Support Questions

Find answers, ask questions, and share your expertise
Announcements
Celebrating as our community reaches 100,000 members! Thank you!

How to speed up "hdfs dfs -mv" for more than 30 000 files ?

avatar
Rising Star

Hello,

I've got 30 thousand of files to move to another hdfs directory.

Do you know a better way than "hdfs dfs -mv /mydirectory/* /targetdirectory" to go faster ?

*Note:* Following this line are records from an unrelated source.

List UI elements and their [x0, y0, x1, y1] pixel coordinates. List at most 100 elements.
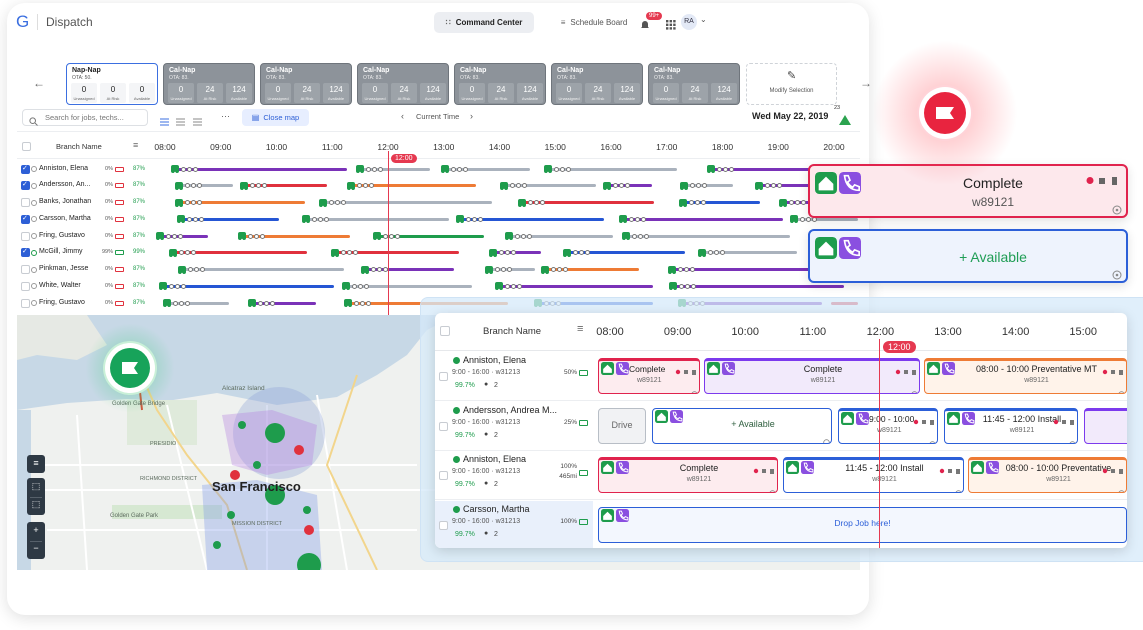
filter-card[interactable]: Cal-Nap OTA: 83. 0 Unassigned 24 At Risk 124 Av… — [551, 63, 643, 105]
row-checkbox[interactable] — [21, 281, 30, 291]
nav-tab[interactable]: ≡ Schedule Board — [548, 12, 640, 33]
job-marker — [628, 216, 634, 222]
job-card[interactable]: Complete w89121 — [598, 457, 778, 493]
modify-selection[interactable]: ✎ Modify Selection — [746, 63, 837, 105]
icon-part — [913, 419, 934, 425]
row-checkbox[interactable]: ✓ — [21, 164, 30, 174]
nav-tab[interactable]: ∷ Command Center — [434, 12, 534, 33]
job-id: w89121 — [810, 377, 836, 384]
row-checkbox[interactable]: ✓ — [21, 214, 30, 224]
filter-card[interactable]: Cal-Nap OTA: 83. 0 Unassigned 24 At Risk 124 Av… — [454, 63, 546, 105]
row-checkbox[interactable] — [439, 520, 448, 530]
job-card[interactable]: Complete w89121 — [598, 358, 700, 394]
icon-part — [34, 122, 38, 126]
schedule-bar — [346, 184, 476, 188]
job-card[interactable]: 9:00 - 10:00 w89121 — [838, 407, 938, 444]
icon-part — [239, 238, 245, 244]
floating-card[interactable]: + Available — [808, 229, 1128, 283]
job-card[interactable]: Complete w89121 — [704, 358, 920, 394]
job-card[interactable]: 08:00 - 10:00 Preventative w89121 — [968, 457, 1127, 493]
row-checkbox[interactable] — [439, 471, 448, 480]
icon-part — [362, 272, 368, 278]
row-checkbox[interactable]: ✓ — [21, 248, 30, 258]
job-marker — [573, 250, 579, 256]
icon-part — [780, 205, 786, 211]
search-box[interactable]: Search for jobs, techs... — [22, 109, 148, 126]
icon-part — [681, 188, 687, 194]
count-box: 124 Available — [226, 83, 252, 103]
battery-icon — [579, 518, 588, 525]
row-checkbox[interactable] — [439, 421, 448, 431]
floating-card[interactable]: Complete w89121 — [808, 164, 1128, 218]
map-control[interactable]: + − — [27, 522, 45, 559]
phone-icon — [801, 461, 814, 474]
job-card[interactable]: 11:45 - 12:00 Install w89121 — [944, 407, 1078, 444]
status-icons — [939, 461, 963, 474]
battery-level: 0% — [105, 299, 113, 306]
hour-label: 18:00 — [711, 142, 734, 152]
job-marker — [514, 233, 520, 239]
job-marker — [690, 183, 696, 189]
close-map-button[interactable]: ▤ Close map — [242, 109, 309, 126]
icon-part — [486, 272, 492, 278]
prev-time[interactable]: ‹ — [401, 111, 404, 121]
count-label: At Risk — [106, 96, 120, 101]
filter-name: Cal-Nap — [557, 67, 584, 74]
header-checkbox[interactable] — [22, 142, 31, 151]
next-time[interactable]: › — [470, 111, 473, 121]
icon-part — [542, 272, 548, 278]
job-marker — [551, 267, 557, 272]
target-icon — [691, 385, 698, 393]
job-card[interactable]: 08:00 - 10:00 Preventative MT w89121 — [924, 358, 1127, 394]
count-value: 24 — [399, 85, 409, 94]
row-checkbox[interactable] — [21, 265, 30, 274]
job-card[interactable]: + Available — [652, 407, 832, 444]
user-avatar[interactable]: RA — [681, 14, 697, 30]
job-marker — [466, 216, 472, 222]
nav-left[interactable]: ← — [33, 76, 45, 90]
job-marker — [179, 250, 185, 256]
schedule-bar — [697, 251, 797, 255]
icon-part — [755, 188, 762, 194]
tech-name: Banks, Jonathan — [39, 198, 92, 205]
filter-card[interactable]: Cal-Nap OTA: 83. 0 Unassigned 24 At Risk 124 Av… — [648, 63, 740, 105]
row-checkbox[interactable] — [21, 298, 30, 308]
battery-icon — [115, 267, 124, 272]
icon-part — [936, 107, 954, 119]
zoom-panel: Branch Name ≡ 08:00 09:00 10:00 11:00 12:00 13:… — [435, 313, 1127, 548]
job-marker — [643, 233, 649, 239]
filter-card[interactable]: Nap-Nap OTA: 50. 0 Unassigned 0 At Risk 0 Avail… — [66, 63, 158, 105]
icon-part — [37, 394, 437, 570]
filter-card[interactable]: Cal-Nap OTA: 83. 0 Unassigned 24 At Risk 124 Av… — [260, 63, 352, 105]
icon-part — [788, 463, 797, 472]
tech-name: Anniston, Elena — [463, 355, 527, 365]
job-marker — [528, 200, 534, 205]
icon-part — [839, 115, 851, 125]
zoom-row: Anniston, Elena 9:00 - 16:00 · w31213 99.7… — [435, 352, 1127, 401]
row-checkbox[interactable]: ✓ — [21, 181, 30, 191]
tech-name: McGill, Jimmy — [39, 248, 83, 256]
schedule-bar — [790, 217, 858, 221]
row-checkbox[interactable] — [439, 372, 448, 381]
job-card[interactable]: 11:45 - 12:00 Install w89121 — [783, 457, 964, 493]
filter-card[interactable]: Cal-Nap OTA: 83. 0 Unassigned 24 At Risk 124 Av… — [357, 63, 449, 105]
header-checkbox[interactable] — [440, 326, 450, 336]
job-card[interactable]: Drop Job here! — [598, 506, 1127, 543]
row-checkbox[interactable] — [21, 231, 30, 241]
icon-part — [641, 21, 649, 29]
sort-icon[interactable]: ≡ — [133, 140, 139, 150]
job-id: w89121 — [637, 377, 662, 384]
icon-part — [441, 171, 448, 177]
current-time[interactable]: Current Time — [416, 112, 460, 121]
map-control[interactable]: ≡ — [27, 455, 45, 473]
filter-card[interactable]: Cal-Nap OTA: 83. 0 Unassigned 24 At Risk 124 Av… — [163, 63, 255, 105]
nav-right[interactable]: → — [860, 76, 872, 90]
sort-icon[interactable]: ≡ — [577, 323, 584, 335]
more-icon[interactable]: ··· — [221, 111, 230, 121]
row-checkbox[interactable] — [21, 198, 30, 207]
map-icon: ▤ — [251, 113, 260, 122]
phone-icon — [616, 362, 629, 375]
status-icon — [31, 249, 37, 256]
job-card[interactable]: Drive — [598, 407, 646, 444]
map-control[interactable]: ⬚ ⬚ — [27, 478, 45, 515]
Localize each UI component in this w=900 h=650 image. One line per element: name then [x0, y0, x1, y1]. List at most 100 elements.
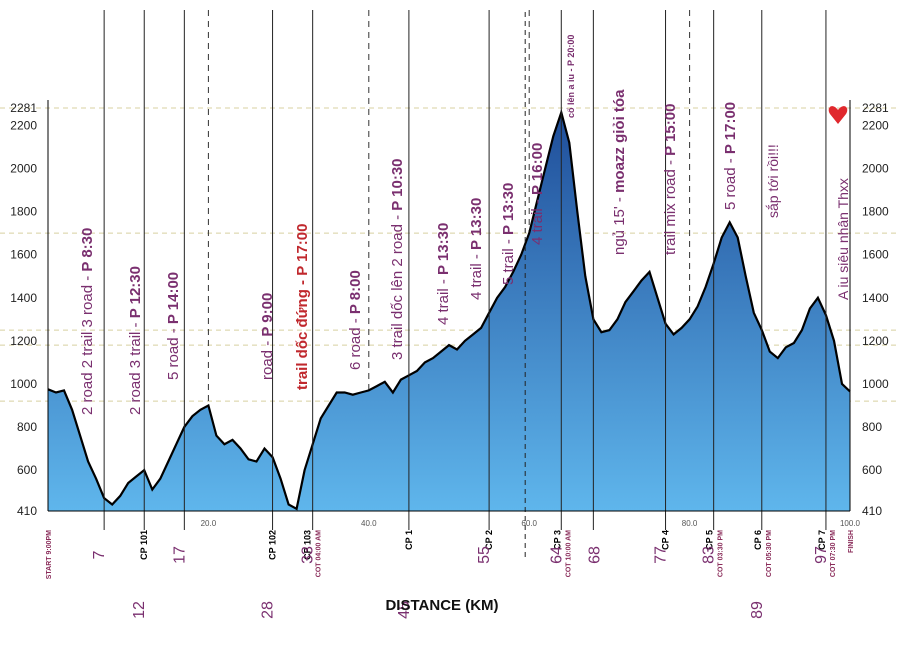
checkpoint-label: COT 10:00 AM [565, 530, 572, 577]
annotation-pace: P 13:30 [500, 183, 517, 235]
checkpoint-label: CP 7 [817, 530, 827, 550]
annotation: 3 trail dốc lên 2 road - P 10:30 [389, 158, 406, 360]
annotation-pace: moazz giỏi tóa [611, 89, 628, 193]
annotation-text: road - [259, 337, 276, 380]
annotation: 4 trail - P 16:00 [529, 143, 546, 245]
checkpoint-label: CP 4 [661, 530, 671, 550]
checkpoint-label: CP 6 [753, 530, 763, 550]
annotation: 2 road 3 trail - P 12:30 [127, 266, 144, 415]
checkpoint-label: COT 05:30 PM [766, 530, 773, 577]
annotation: 5 trail - P 13:30 [500, 183, 517, 285]
annotation-pace: P 8:00 [347, 270, 364, 314]
y-tick-label: 410 [17, 504, 37, 518]
annotation-pace: P 12:30 [127, 266, 144, 318]
checkpoint-label: FINISH [848, 530, 855, 553]
annotation: A iu siêu nhân Thxx [835, 178, 851, 300]
annotation-text: A iu siêu nhân Thxx [835, 178, 851, 300]
checkpoint-label: CP 102 [268, 530, 278, 560]
annotations: 2 road 2 trail 3 road - P 8:30 2 road 3 t… [79, 35, 851, 415]
annotation-pace: P 8:30 [79, 228, 96, 272]
annotation-text: 4 trail - [529, 195, 546, 245]
y-tick-label: 1800 [10, 205, 37, 219]
y-tick-label-right: 410 [862, 504, 882, 518]
annotation: road - P 9:00 [259, 293, 276, 380]
annotation: 4 trail - P 13:30 [435, 223, 452, 325]
annotation-text: 5 road - [165, 324, 182, 380]
annotation-text: 5 trail - [500, 235, 517, 285]
km-marker: 77 [653, 546, 670, 564]
annotation-pace: P 10:30 [389, 158, 406, 210]
y-tick-label-right: 1400 [862, 291, 889, 305]
y-tick-label: 1000 [10, 377, 37, 391]
annotation-text: sắp tới rồi!!! [765, 144, 781, 218]
y-tick-label-right: 1600 [862, 248, 889, 262]
checkpoint-label: CP 1 [404, 530, 414, 550]
y-tick-label-right: 1200 [862, 334, 889, 348]
x-tick-label: 100.0 [840, 519, 861, 528]
checkpoint-label: COT 07:30 PM [830, 530, 837, 577]
annotation-text: 4 trail - [468, 250, 485, 300]
x-tick-label: 40.0 [361, 519, 377, 528]
km-marker: 97 [813, 546, 830, 564]
annotation-pace: P 17:00 [294, 224, 311, 276]
annotation-text: 3 trail dốc lên 2 road - [389, 211, 406, 360]
annotation: sắp tới rồi!!! [765, 144, 781, 218]
annotation-pace: P 16:00 [529, 143, 546, 195]
elevation-area [48, 112, 850, 511]
checkpoint-label: CP 3 [552, 530, 562, 550]
checkpoint-label: CP 5 [705, 530, 715, 550]
km-marker: 55 [476, 546, 493, 564]
checkpoint-label: CP 2 [484, 530, 494, 550]
annotation-text: 6 road - [347, 314, 364, 370]
km-marker: 17 [171, 546, 188, 564]
km-marker: 64 [548, 546, 565, 564]
checkpoint-label: COT 04:00 AM [316, 530, 323, 577]
y-tick-label: 2281 [10, 101, 37, 115]
checkpoint-label: CP 101 [139, 530, 149, 560]
annotation: cố lên a iu - P 20:00 [566, 35, 576, 118]
annotation: trail dốc đứng - P 17:00 [294, 224, 311, 390]
km-marker: 83 [701, 546, 718, 564]
elevation-outline [47, 108, 851, 511]
y-tick-label-right: 1000 [862, 377, 889, 391]
annotation: 5 road - P 17:00 [722, 102, 739, 210]
y-tick-label: 800 [17, 420, 37, 434]
y-tick-label-right: 2281 [862, 101, 889, 115]
checkpoint-labels: START 9:00PM CP 101 CP 102 CP 103 COT 04:00 … [46, 530, 855, 579]
km-marker: 68 [586, 546, 603, 564]
y-tick-label-right: 1800 [862, 205, 889, 219]
km-marker: 7 [91, 550, 108, 559]
y-tick-label: 2200 [10, 118, 37, 132]
annotation-pace: cố lên a iu - P 20:00 [566, 35, 576, 118]
y-tick-label-right: 2200 [862, 118, 889, 132]
annotation-pace: P 17:00 [722, 102, 739, 154]
km-marker: 12 [131, 601, 148, 619]
km-marker: 89 [749, 601, 766, 619]
annotation-pace: P 14:00 [165, 272, 182, 324]
y-tick-label: 1600 [10, 248, 37, 262]
annotation-text: 2 road 3 trail - [127, 318, 144, 415]
y-tick-label: 2000 [10, 162, 37, 176]
y-axis-right-labels: 2281 2200 2000 1800 1600 1400 1200 1000 800 600 41… [862, 101, 889, 518]
annotation: 6 road - P 8:00 [347, 270, 364, 370]
annotation-text: trail dốc đứng - [294, 276, 311, 390]
annotation-pace: P 13:30 [468, 198, 485, 250]
annotation: 2 road 2 trail 3 road - P 8:30 [79, 228, 96, 415]
annotation-pace: P 15:00 [662, 104, 679, 156]
x-axis-ticks: 20.0 40.0 60.0 80.0 100.0 [201, 519, 861, 528]
x-tick-label: 60.0 [521, 519, 537, 528]
annotation-pace: P 13:30 [435, 223, 452, 275]
annotation-text: trail mix road - [662, 156, 679, 255]
checkpoint-label: CP 103 [303, 530, 313, 560]
y-tick-label: 1200 [10, 334, 37, 348]
heart-icon [828, 106, 848, 124]
annotation-text: ngủ 15' - [611, 193, 628, 255]
annotation-text: 2 road 2 trail 3 road - [79, 272, 96, 415]
annotation: trail mix road - P 15:00 [662, 104, 679, 255]
checkpoint-label: START 9:00PM [46, 530, 53, 579]
km-marker-labels: 7 12 17 28 33 45 55 64 68 77 83 89 97 [91, 546, 830, 619]
annotation-text: 4 trail - [435, 275, 452, 325]
y-tick-label: 600 [17, 463, 37, 477]
km-marker: 33 [300, 546, 317, 564]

Average size of a file : 10 Kb.

And I can't merge the files in a bigger one before.

Thanks for your feedback

1 ACCEPTED SOLUTION

avatar
Super Guru

@Thierry Vernhet,

If there are less files in /targetdirectory than the /mydirectory , you can do the below

hdfs dfs -mv /targetdirectory /x
hdfs dfs -mv /mydirectory /targetdirectory
hdfs dfs -mv /x/* /targetdirectory

Thanks,

Aditya

View solution in original post

7 REPLIES 7

avatar

1. dfs -mv is the fastest as compare to -cp or distcp .
If possible move mydirectory instead of mydirectory/* into /targetdirectory

avatar
Rising Star

Thanks

Not possible because the result is /targetdirectory/mydirectory and I expect all the files moved in path /targetdirectory/*

avatar
Super Guru

@Thierry Vernhet,

If there are less files in /targetdirectory than the /mydirectory , you can do the below

hdfs dfs -mv /targetdirectory /x
hdfs dfs -mv /mydirectory /targetdirectory
hdfs dfs -mv /x/* /targetdirectory

Thanks,

Aditya

avatar
Rising Star

Thanks but it doesn't work for the same reason.

When you "mv /mydirectory /targetdirectory" the result is always /targetdirectory/mydirectory.

avatar
Super Guru

@Thierry Vernhet,

After running the first command targetdirectory will be renamed to x.

So mv /mydirectory /targetdirectory is not /targetdirectory/mydirectory , instead it will just rename mydirectory to targetdirectory since the destination directory doesn't exist.

So, if targetdirectory has less files this is an option.Instead of moving 30k files, you can move less files

Thanks,

Aditya

avatar
Rising Star

@Aditya Sirna,

Of course... I'm going to try this.

Thanks

avatar
@Thierry Vernhet

If you have more than 10 GB, I'd recommend use distcp instead of using Copy OR Move.